Louise Bourgeois Spider 1997

Louise Bourgeois Spider 1997
Steel, tapestry, wood, glass, fabric, rubber, silver, gold and bone 
Private collection, courtesy Cheim & Read, New York © Louise Bourgeois Photo: Rafael Lobato

In 1980 Bourgeois took on a large, separate studio for the first time. The additional space, in what was an abandoned garment factory in Brooklyn, allowed her to work on a much larger scale. She could also experiment further with different materials, incorporating domestic objects, clothing and other elements into a series of ‘cells’.

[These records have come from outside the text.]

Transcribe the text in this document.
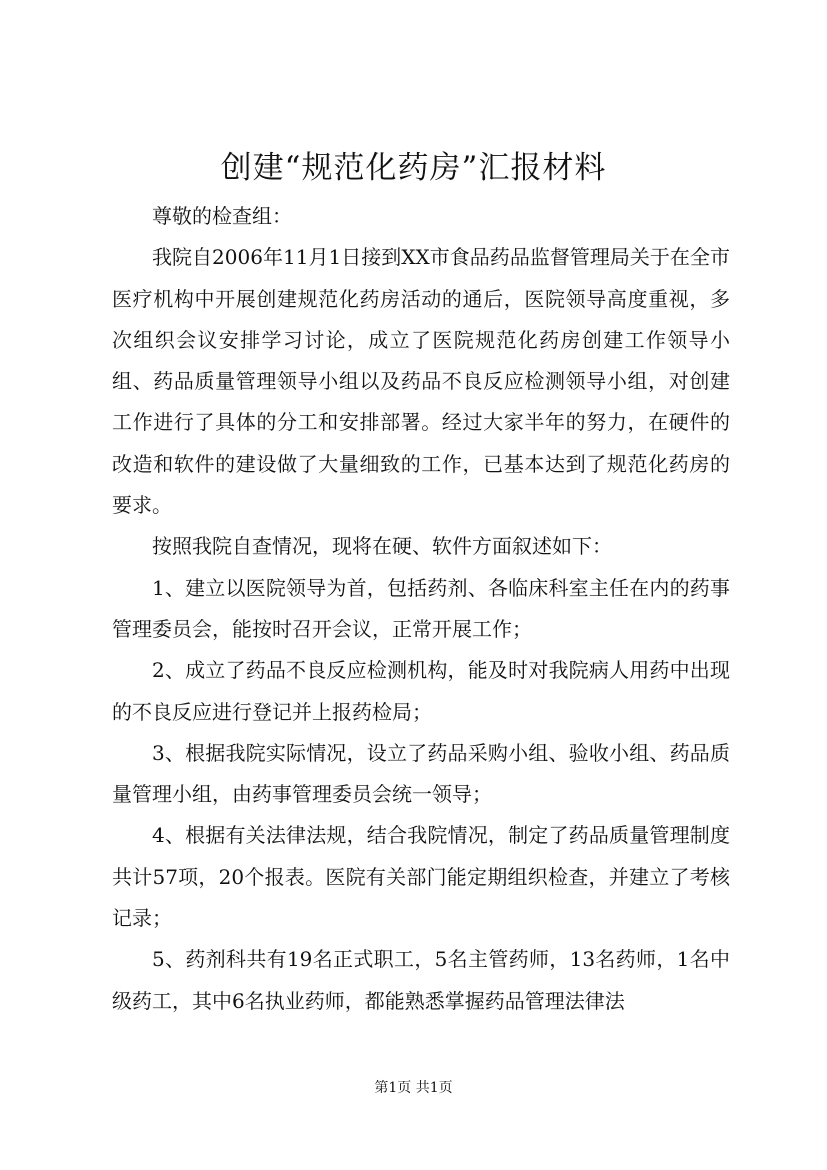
创建“规范化药房”汇报材料

尊敬的检查组：

我院自2006年11月1日接到XX市食品药品监督管理局关于在全市医疗机构中开展创建规范化药房活动的通后，医院领导高度重视，多次组织会议安排学习讨论，成立了医院规范化药房创建工作领导小组、药品质量管理领导小组以及药品不良反应检测领导小组，对创建工作进行了具体的分工和安排部署。经过大家半年的努力，在硬件的改造和软件的建设做了大量细致的工作，已基本达到了规范化药房的要求。

按照我院自查情况，现将在硬、软件方面叙述如下：

1、建立以医院领导为首，包括药剂、各临床科室主任在内的药事管理委员会，能按时召开会议，正常开展工作；

2、成立了药品不良反应检测机构，能及时对我院病人用药中出现的不良反应进行登记并上报药检局；

3、根据我院实际情况，设立了药品采购小组、验收小组、药品质量管理小组，由药事管理委员会统一领导；

4、根据有关法律法规，结合我院情况，制定了药品质量管理制度共计57项，20个报表。医院有关部门能定期组织检查，并建立了考核记录；

5、药剂科共有19名正式职工，5名主管药师，13名药师，1名中级药工，其中6名执业药师，都能熟悉掌握药品管理法律法

第1页 共1页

The cells are perhaps Bourgeois’s most autobiographical works, acting as tangible manifestations of psychic space. They suggest rooms which enforce solitary confinement, such as prison cells, as well as rooms which provide private thinking space, such as bedrooms or monks’ cells.

The spider is a recurring theme in the works Bourgeois made in the 1990s. Both predator and protector, a sinister threat and an industrious repairer, the spider is an eloquent representation of the mother. Maman 1999, one of this series of large scale spiders, is on show on the landscape outside Tate Modern, between the Gallery and the river. The spinning and weaving of the spider’s web links to Bourgeois’s own mother, who worked in the family’s tapestry restoration business. It also links to the artist’s most recent sculptures, made from scraps of fabric stitched together, which you will see in the next room.